The Moment Two Mothers Held the Same Child: How One Family’s Open Adoption Sparked a Mission to Teach the Beauty of Belonging Through Little World Wanderers

The Moment Two Mothers Held the Same Child: How One Family’s Open Adoption Sparked a Mission to Teach the Beauty of Belonging Through Little World Wanderers

In the end, they learned that love grows best with honesty and open doors, and that a child can bloom when all the hands that love him are welcomed to the table. The room felt too quiet for such a big moment. She and the baby’s birth mother held each other while his tiny body rested between their arms. They promised to send photos when they got home and to meet again at Christmas. The caseworker had warned them about the flood of feelings that might hit on the other side of that door. She was grateful for the warning. In the hallway, tears came hard, gratitude for being chosen and grief for how many lives had changed in five minutes.

Courtesy of Beth Howard

She hoped that with all she had, she could be the kind of mother this little boy needed. She felt the wobble of not being ready yet in the same breath. Life had turned on a string of choices that led here, moving from North Carolina to Colorado, deciding to stay home, homeschooling their daughter, and saying yes to adoption. It all added to a hospital room and a perfect child in her arms. The two years around his placement were a whirl. Some parts of life rushed ahead while others paused. They waited for a baby, rescued a puppy, bought a home, and moved towns. They started new jobs. She began writing homeschool lessons. While she typed units about other countries with her daughter, she held her newborn son in a sling and patted him to sleep between paragraphs.

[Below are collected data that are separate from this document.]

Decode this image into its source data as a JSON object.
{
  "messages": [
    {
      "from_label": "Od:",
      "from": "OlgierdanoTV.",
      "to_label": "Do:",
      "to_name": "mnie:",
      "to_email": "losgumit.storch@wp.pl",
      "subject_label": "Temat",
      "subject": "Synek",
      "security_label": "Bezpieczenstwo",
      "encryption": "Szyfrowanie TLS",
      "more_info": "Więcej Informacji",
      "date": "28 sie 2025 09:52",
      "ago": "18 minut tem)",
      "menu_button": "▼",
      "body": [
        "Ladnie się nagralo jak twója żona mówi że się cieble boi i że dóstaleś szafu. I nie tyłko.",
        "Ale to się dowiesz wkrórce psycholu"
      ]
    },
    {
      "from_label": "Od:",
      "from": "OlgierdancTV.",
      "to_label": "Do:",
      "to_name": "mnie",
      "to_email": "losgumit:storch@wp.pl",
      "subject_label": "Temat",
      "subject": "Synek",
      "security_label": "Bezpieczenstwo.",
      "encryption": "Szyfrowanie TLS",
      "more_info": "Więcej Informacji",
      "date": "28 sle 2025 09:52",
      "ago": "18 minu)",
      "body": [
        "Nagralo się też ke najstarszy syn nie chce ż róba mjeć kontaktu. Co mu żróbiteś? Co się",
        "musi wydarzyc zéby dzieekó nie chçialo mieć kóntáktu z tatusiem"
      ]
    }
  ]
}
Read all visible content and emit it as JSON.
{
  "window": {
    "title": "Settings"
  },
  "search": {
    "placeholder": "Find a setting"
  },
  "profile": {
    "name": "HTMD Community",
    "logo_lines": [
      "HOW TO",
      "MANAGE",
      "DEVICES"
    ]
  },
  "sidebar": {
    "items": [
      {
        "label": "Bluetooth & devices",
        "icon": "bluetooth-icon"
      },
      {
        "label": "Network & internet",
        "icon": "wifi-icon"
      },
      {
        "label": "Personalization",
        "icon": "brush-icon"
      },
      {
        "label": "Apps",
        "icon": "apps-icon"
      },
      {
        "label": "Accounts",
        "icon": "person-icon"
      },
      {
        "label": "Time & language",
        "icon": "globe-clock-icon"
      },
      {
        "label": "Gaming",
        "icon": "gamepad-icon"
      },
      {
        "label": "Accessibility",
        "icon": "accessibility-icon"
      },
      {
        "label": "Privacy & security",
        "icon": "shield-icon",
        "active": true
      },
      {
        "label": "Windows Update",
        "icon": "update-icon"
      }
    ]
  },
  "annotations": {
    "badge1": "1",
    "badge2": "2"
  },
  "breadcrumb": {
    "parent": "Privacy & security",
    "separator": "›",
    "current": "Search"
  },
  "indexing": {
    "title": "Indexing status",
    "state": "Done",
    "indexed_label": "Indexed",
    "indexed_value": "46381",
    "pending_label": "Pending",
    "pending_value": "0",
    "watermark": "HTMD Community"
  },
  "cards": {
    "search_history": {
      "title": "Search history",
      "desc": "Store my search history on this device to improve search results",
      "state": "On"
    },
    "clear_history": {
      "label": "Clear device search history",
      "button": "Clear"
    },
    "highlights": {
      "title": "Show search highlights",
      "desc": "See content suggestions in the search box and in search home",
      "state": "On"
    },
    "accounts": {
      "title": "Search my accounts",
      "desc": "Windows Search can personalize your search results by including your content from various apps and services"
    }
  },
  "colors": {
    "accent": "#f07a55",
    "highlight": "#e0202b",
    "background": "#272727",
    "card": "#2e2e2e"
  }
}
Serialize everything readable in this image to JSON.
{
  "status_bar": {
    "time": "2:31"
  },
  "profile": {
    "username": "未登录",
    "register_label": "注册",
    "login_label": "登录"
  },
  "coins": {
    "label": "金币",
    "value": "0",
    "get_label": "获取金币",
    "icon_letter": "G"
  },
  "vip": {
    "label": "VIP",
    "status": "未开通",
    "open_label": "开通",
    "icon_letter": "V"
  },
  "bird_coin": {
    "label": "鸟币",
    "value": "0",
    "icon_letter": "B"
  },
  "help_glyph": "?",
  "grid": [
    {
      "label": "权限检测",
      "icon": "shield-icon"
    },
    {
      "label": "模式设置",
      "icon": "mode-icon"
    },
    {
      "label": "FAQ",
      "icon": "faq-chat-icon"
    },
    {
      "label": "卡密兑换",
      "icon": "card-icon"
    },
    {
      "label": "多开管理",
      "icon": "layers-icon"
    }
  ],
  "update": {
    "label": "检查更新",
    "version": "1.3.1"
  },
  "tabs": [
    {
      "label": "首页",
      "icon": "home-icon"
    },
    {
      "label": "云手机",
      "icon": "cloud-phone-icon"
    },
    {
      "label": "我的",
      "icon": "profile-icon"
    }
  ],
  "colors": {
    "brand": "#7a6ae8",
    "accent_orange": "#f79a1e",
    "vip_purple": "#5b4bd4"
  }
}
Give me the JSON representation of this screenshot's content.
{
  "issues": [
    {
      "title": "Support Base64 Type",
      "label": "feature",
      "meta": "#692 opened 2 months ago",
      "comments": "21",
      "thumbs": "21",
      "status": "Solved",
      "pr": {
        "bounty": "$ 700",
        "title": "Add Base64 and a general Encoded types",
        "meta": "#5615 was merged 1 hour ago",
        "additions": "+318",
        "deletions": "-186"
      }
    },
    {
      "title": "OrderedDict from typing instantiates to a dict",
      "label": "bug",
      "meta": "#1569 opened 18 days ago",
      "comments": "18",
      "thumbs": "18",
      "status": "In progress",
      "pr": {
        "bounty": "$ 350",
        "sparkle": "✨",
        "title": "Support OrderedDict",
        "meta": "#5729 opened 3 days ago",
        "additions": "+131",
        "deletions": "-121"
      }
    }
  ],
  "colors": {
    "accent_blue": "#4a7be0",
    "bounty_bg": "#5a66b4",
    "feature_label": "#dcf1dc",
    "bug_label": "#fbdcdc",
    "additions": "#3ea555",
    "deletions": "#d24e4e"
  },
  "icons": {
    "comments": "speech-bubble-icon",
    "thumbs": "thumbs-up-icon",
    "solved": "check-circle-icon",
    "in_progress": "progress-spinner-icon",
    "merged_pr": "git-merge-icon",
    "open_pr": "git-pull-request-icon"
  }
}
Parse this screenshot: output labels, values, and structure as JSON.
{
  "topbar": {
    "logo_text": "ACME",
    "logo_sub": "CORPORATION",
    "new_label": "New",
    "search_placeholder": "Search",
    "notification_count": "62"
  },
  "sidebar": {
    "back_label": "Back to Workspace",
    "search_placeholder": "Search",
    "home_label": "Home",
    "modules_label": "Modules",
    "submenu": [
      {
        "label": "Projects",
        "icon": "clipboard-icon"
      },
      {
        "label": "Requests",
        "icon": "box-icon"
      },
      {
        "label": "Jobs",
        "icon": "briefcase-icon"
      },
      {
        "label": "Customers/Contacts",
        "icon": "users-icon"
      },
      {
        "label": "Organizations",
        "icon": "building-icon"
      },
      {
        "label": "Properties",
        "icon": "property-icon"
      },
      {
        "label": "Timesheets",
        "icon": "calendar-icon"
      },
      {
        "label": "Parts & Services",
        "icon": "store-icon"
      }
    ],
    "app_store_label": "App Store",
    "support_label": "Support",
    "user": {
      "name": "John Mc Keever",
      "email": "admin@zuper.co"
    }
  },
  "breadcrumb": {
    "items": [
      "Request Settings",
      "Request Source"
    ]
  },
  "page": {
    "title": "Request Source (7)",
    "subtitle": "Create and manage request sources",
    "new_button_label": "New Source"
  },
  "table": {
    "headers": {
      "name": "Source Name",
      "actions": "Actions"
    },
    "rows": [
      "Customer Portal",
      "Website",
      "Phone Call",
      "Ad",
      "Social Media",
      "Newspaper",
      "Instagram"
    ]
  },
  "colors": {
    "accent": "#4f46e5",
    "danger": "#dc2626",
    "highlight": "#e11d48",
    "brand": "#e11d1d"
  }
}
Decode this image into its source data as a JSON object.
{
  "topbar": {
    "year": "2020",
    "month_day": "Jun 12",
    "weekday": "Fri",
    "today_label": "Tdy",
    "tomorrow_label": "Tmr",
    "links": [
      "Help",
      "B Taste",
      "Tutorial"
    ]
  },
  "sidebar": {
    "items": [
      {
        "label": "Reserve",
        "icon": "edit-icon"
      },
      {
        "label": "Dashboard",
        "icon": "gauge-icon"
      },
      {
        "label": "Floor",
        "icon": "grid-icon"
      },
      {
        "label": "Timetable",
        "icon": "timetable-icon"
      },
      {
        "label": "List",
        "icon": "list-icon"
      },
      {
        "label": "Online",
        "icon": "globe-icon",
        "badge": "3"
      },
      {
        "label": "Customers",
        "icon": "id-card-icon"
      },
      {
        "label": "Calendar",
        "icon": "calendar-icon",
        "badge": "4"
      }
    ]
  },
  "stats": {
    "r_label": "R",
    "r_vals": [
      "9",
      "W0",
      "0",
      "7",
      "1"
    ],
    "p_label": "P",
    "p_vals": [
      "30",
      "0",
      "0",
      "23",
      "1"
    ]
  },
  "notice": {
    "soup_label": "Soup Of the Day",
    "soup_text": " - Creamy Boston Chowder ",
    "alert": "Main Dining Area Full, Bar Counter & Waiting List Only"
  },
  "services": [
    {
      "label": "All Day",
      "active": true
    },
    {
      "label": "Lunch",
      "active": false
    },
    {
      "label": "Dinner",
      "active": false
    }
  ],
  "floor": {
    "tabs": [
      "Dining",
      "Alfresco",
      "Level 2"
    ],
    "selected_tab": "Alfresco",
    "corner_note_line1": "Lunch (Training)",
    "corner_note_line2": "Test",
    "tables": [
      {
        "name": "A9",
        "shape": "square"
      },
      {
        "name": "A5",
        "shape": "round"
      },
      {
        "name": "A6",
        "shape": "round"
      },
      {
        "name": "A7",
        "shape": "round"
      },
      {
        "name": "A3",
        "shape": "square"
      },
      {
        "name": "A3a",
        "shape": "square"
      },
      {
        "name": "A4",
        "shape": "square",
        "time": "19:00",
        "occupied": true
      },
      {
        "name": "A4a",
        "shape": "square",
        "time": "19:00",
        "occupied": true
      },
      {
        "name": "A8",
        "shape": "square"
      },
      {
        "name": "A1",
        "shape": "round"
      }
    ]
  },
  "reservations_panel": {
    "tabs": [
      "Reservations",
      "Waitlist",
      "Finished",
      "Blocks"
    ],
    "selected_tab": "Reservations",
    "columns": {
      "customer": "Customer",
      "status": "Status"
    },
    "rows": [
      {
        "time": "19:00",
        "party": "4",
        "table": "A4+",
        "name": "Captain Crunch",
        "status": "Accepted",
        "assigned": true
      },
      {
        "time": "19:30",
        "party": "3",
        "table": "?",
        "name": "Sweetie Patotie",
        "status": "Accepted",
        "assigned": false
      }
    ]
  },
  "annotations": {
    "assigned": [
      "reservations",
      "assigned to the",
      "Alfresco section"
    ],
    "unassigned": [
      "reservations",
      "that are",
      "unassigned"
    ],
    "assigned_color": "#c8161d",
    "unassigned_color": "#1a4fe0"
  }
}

The idea grew into Little World Wanderers, a small project she and her daughter imagined when the girl was five. Her daughter loved learning about people far away and showed kindness beyond their street. At first, they wrote for themselves and a few friends. Then their son arrived through domestic infant adoption after a long process, and the purpose widened. As white adoptive parents, they chose to be intentional about his birth cultures and his connection to his heritage. That decision lit a fire. She wanted other families to have tools to learn about the world with respect and warmth. They built a website and shared country units that offered a starting place, stories, songs, crafts, recipes, and book lists. The goal was not to check a box, but to spark genuine curiosity and give families the joy of learning together. She believed that when children learn about other cultures with care, they grow more compassionate and better at belonging.

Courtesy of Beth Howard

Open adoption was part of that same spirit. They promised to keep in touch with their son’s birth mother, and they have. They want him to know all the people who love him and to have answers about his story. The day they drove home from the hospital, she worried like any new mother about the hat slipping over his eyes, about whether he was breathing. Then she thought about his first mother and how hard it must have been to watch him leave with strangers.

That understanding cut down her fear of open adoption. She wanted his birth mom to know how he was, not from distance but from closeness. That awareness changed how she moved in the world. She and her daughter became ambassadors with a flower giving project. They grew dahlias and other blooms to give to expectant mothers considering adoption. She reached out to their former agency and offered bouquets for counseling days. Some mothers chose to parent. Some were still deciding. All were met with kindness. The flowers were a way to say someone sees you and cares, no matter the path you choose.

Courtesy of Beth Howard

Their son’s second birthday showed how open adoption could look when fear does not win. The day before he turned two, he picked flowers from their garden to give to his birth mom. He hugged her and soaked up love from every side. She felt grateful they had made room for this connection. Adoption is now woven into almost everything their family does. It shapes the lessons they write, the flowers they grow, and the way they speak about heritage and belonging. When they started nearly five years ago, she could not have known how deep this would go. She calls it a privilege to be a family and to share what has helped them with others.